Последние слова, как пояснил мне Августин, были из государственного польского гимна.
17 сентября русские начали марш в Восточную Польшу. Немецкая и русская делегации установили демаркационную линию. Одним из переводчиков служил Борис фон Карцов, которого мне еще предстояло много позже встретить в русском плену. И опять Польша подверглась разделу. Грустная история страны вновь повторилась. 5 октября в Варшаве в присутствии Гитлера прошел победный парад. Нашей дивизии не пришлось принимать в нем участие. Среди тех, кто стоял на возвышении рядом с Гитлером, находился и Роммель, в то время командовавший подразделениями личной охраны Гитлера. Однако во время боев он постоянно находил способ отлучиться на фронт, побывать в действующих частях и был просто восхищен тем, как действовали танковые войска генерала Гудериана. Вскоре после этого Роммелю удалось уговорить Гитлера дать ему под начало танковую дивизию.

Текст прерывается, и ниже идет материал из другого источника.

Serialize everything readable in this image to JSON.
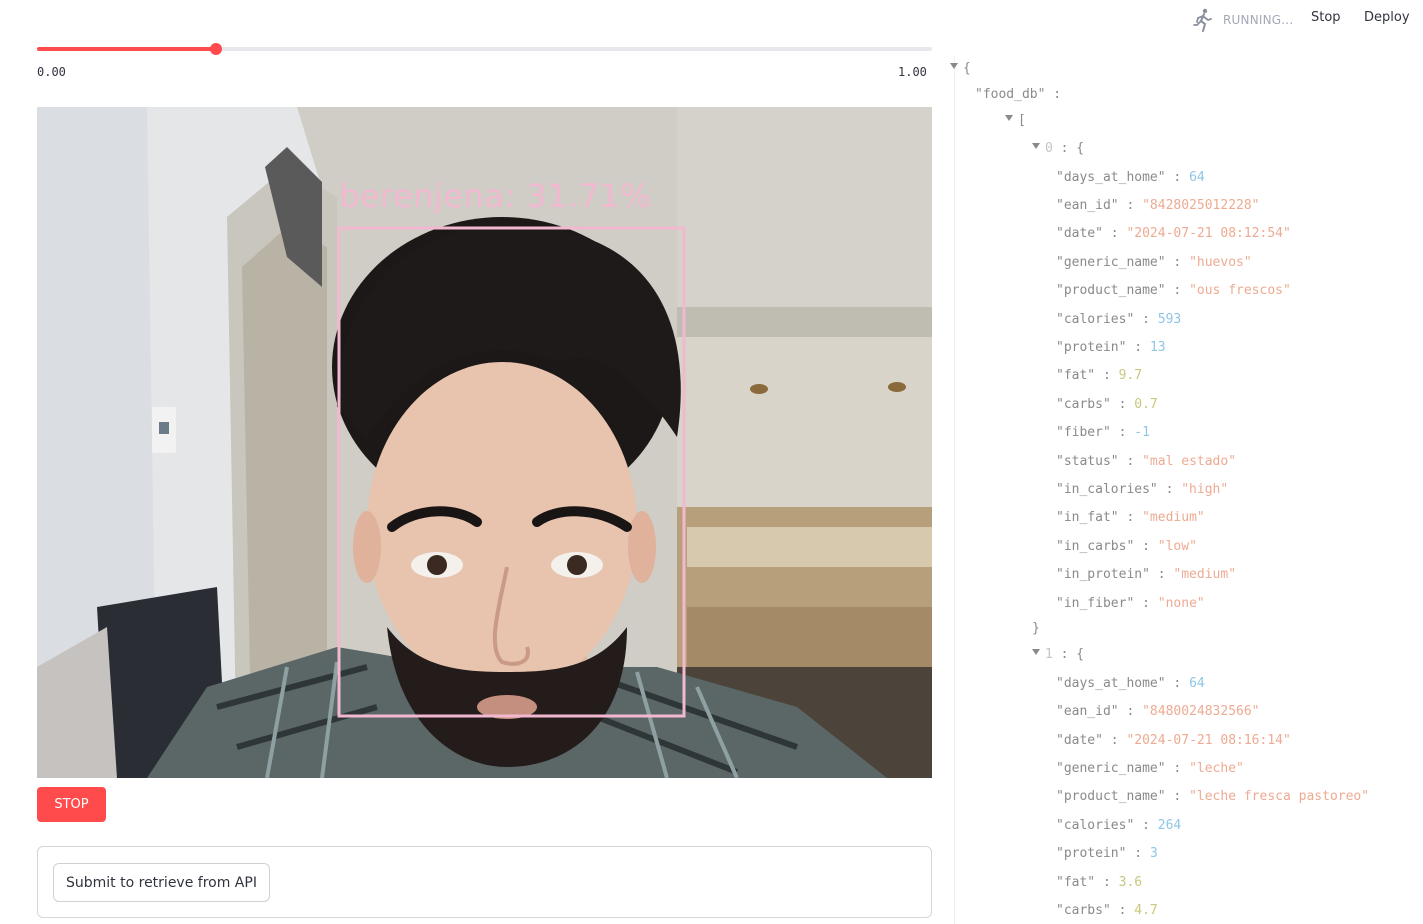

Польская кампания для нас завершилась. Несколько моих солдат получили Железные кресты 2-го класса, среди них и храбрый командир взвода станковых пулеметов. Вскоре после того его повысили до старшего фельдфебеля.
Особенно гордился я служившим в нашем эскадроне портным. В Бад-Киссингене все, бывало, дразнили его «наш маленький портняжка». И вот в ходе боевых действий этот незаметный человек показал себя. Он чинил обувь, а также выполнял обязанности связного – обеспечивал циркуляцию донесений и приказов от передовых отделений к частям в тылу. Как-то мы залегли под плотным неприятельским огнем, головы не могли поднять, а «наш маленький портняжка» под пулями и осколками побежал с донесением. Мы сделали неожиданное открытие: как оказалось, здоровяки и крепыши, отважные на вид парни, нередко терялись в бою, тогда как те, кого считали слабаками, в трудную минуту демонстрировали стойкость и выдержку.
Потери, понесенные нами за те девять дней боев, были сравнительно небольшими. Один из моих взводных командиров, лейтенант фон Фюрстенберг, получил очень серьезную рану в живот и надолго выбыл из строя. Что же до наших убитых, то мы имели возможность похоронить их как подобает и воздать по возможности все надлежащие военные почести.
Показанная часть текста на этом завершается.